SOMOS COBAIAS?

Desde Charles Darwin, naturalista inglês que pesquisou no Brasil e publicou “A Origem das Espécies” em 1859, sabemos que mudança no meio ambiente pode determinar fracasso de uns e sucesso de outros seres vivos.
O fumo foi disseminado pelo mundo quando da descoberta da América. Entretanto, muito antes disso “fumamos” compulsoriamente, do nascimento até à morte. Há cerca de 800 mil anos, 50 mil gerações passadas, o homem dominou o fogo e convive com a fumaça. Durante os longos períodos glaciais, que ocorreram desde então, e que duravam aproximadamente 10 mil anos, essa convivência foi bastante estreita. Quem não resistia à fumaça da fogueira, eternamente acesa dentro da caverna pouco ventilada, morria. Uma seleção se processou. Essas fogueiras, feitas com diferentes materiais combustíveis, produziam, algumas vezes, fumaça ainda mais tóxicas que o fumo. A nicotina estava presente pois é encontrada em quase todos os vegetais, que dependem dela para sua defesa contra fungos e parasitas diversos. Daí o uso do fumo de rolo, pelos nossos agricultores, na composição das caldas caseiras utilizadas no combate às pragas das plantações.
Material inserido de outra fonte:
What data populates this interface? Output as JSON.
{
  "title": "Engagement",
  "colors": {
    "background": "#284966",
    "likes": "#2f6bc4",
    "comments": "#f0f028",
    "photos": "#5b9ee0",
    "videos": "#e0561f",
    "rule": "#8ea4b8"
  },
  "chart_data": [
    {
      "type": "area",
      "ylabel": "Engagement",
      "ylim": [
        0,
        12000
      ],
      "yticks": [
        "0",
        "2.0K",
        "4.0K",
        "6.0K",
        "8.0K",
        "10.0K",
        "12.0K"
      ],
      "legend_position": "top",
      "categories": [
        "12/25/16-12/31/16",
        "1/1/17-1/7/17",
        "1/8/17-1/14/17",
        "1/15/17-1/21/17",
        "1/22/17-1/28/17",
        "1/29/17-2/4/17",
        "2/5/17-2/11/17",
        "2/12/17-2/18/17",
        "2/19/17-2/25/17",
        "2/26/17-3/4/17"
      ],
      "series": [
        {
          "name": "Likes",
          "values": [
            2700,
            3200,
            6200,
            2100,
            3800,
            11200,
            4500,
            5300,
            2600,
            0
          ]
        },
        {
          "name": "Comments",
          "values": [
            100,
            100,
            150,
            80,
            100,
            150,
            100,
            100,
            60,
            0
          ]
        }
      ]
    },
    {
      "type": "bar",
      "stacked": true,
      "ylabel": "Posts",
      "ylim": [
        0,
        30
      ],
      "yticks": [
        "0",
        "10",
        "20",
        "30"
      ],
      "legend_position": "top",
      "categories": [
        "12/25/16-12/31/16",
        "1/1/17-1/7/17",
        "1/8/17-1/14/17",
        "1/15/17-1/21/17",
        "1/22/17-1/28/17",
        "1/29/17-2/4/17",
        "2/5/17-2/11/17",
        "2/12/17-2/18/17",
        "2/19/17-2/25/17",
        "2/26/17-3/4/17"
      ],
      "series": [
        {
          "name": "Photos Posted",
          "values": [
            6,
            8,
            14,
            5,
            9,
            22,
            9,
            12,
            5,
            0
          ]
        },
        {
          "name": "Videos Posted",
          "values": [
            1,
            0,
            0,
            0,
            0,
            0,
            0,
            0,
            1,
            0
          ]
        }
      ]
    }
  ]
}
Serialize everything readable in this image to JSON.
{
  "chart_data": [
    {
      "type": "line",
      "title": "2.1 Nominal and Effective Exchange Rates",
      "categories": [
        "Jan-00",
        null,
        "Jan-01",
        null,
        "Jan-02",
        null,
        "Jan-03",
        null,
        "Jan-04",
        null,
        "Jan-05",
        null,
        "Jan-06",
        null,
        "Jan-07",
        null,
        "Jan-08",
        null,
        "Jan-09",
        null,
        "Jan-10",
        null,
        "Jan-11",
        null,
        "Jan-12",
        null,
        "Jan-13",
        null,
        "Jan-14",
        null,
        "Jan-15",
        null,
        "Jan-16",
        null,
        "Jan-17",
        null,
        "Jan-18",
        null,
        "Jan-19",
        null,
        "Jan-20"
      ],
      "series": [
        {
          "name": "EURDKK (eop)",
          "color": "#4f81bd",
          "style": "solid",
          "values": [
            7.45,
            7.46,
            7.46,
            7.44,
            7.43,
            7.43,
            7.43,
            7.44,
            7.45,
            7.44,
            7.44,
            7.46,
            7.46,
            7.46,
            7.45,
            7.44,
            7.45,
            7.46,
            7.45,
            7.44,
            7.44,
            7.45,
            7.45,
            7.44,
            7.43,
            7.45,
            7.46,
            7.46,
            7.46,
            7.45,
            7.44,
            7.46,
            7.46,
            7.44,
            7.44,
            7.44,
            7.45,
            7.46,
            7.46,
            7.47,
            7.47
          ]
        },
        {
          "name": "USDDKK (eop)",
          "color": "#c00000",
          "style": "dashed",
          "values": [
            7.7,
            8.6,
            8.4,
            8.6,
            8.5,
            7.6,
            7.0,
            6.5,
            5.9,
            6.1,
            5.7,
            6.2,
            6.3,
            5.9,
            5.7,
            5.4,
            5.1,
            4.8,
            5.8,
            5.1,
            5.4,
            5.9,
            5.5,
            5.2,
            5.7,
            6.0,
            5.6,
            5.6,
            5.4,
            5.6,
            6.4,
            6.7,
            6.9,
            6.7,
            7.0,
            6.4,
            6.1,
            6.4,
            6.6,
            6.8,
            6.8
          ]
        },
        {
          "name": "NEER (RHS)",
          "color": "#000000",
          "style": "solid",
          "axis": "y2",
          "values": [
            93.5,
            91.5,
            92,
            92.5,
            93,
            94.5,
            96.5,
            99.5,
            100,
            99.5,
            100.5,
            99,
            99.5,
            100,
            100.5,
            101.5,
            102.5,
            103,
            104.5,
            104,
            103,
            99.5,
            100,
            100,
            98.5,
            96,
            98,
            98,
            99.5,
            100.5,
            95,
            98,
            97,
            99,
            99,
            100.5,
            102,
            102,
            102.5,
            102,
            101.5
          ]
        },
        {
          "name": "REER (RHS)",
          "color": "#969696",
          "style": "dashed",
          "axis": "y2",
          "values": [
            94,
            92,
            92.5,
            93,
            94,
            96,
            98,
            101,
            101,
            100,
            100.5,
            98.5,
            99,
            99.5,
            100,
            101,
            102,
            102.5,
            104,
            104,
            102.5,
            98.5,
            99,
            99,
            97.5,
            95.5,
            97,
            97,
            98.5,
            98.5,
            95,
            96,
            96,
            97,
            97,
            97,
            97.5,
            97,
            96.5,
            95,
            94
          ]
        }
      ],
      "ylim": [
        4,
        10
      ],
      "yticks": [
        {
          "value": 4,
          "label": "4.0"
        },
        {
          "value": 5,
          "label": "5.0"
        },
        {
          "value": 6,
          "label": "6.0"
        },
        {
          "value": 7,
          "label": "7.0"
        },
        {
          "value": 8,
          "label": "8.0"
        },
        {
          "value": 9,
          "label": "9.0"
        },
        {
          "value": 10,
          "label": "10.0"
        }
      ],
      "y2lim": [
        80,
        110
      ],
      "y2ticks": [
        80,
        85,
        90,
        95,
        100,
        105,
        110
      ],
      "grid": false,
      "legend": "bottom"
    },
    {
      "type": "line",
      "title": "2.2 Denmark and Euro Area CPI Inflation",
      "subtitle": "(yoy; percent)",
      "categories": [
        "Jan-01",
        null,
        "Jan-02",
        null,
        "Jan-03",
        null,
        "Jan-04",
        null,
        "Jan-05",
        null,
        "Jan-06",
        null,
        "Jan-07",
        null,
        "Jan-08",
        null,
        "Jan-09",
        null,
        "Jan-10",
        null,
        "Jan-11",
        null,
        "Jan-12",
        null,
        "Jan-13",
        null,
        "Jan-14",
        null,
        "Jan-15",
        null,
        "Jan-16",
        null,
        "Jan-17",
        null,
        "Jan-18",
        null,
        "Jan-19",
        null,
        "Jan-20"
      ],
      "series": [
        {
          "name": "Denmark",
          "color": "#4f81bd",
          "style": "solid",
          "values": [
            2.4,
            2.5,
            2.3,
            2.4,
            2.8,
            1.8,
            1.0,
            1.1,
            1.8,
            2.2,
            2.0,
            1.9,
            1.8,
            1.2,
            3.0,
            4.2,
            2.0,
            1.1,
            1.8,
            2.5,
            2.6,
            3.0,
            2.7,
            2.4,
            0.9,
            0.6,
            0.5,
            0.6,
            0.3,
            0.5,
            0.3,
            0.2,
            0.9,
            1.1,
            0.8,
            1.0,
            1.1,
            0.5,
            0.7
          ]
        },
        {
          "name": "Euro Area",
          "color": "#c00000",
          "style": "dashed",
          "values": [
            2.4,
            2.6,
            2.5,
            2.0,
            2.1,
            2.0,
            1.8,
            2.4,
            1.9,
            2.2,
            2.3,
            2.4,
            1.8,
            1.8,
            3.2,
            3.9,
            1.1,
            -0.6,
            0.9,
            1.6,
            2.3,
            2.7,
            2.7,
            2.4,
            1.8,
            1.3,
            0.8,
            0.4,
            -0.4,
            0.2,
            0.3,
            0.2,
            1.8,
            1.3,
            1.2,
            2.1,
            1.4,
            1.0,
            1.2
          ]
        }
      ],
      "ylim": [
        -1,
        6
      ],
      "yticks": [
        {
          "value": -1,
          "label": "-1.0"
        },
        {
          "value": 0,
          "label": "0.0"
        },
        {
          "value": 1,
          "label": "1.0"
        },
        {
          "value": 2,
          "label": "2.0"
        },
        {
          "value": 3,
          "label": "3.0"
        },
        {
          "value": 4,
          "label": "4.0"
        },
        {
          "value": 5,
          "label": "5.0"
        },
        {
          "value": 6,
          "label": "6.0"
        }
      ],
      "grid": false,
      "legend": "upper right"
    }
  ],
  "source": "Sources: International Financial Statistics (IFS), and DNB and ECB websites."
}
São dramáticas as histórias sobre os mineradores de enxofre, na Roma Antiga, e do carvão, na Revolução Industrial. Os coletores de sal de Macau, RN, têm seu drama contado por José Mauro de Vasconcelos, em “Barro Blanco”. A silicose, que liquida os trabalhadores nas pedreiras, em permanente contato com a sílica, é fato comprovado.
Sempre que há exagero na exposição a um produto, existe risco; representa desequilíbrio ecológico; é mudança no nosso meio ambiente.
Toda a Grande Vitória e alguns municípios do interior vivem dentro de uma calota, ou redoma, com ar saturado de partículas de ferro e de minério de ferro, com diferentes dimensões. Quanto mais distantes da fonte emissora, menores e mais perigosas são as partículas que respiramos. O tamanho dessa calota pode ser percebido usando-se óculos de camelô, que tenha lentes avermelhadas, e olhando-se para o horizonte sobre o mar, onde é mais distante. Sua composição pode ser pesquisada, em nossas casas, varrendo-se a poeira que nos chega todos os dias, para uma folha de papel, passando-se um imã (desses que enfeitam geladeiras) por baixo da folha. Faça você mesmo essa experiência.
Quando assistimos à violência das ações do governo contra o tabagismo (opção individual que requer investimento) e a sua atuação quanto à poluição atmosférica (que atinge a todos) ficamos confusos com esse desequilíbrio ou desvio ético.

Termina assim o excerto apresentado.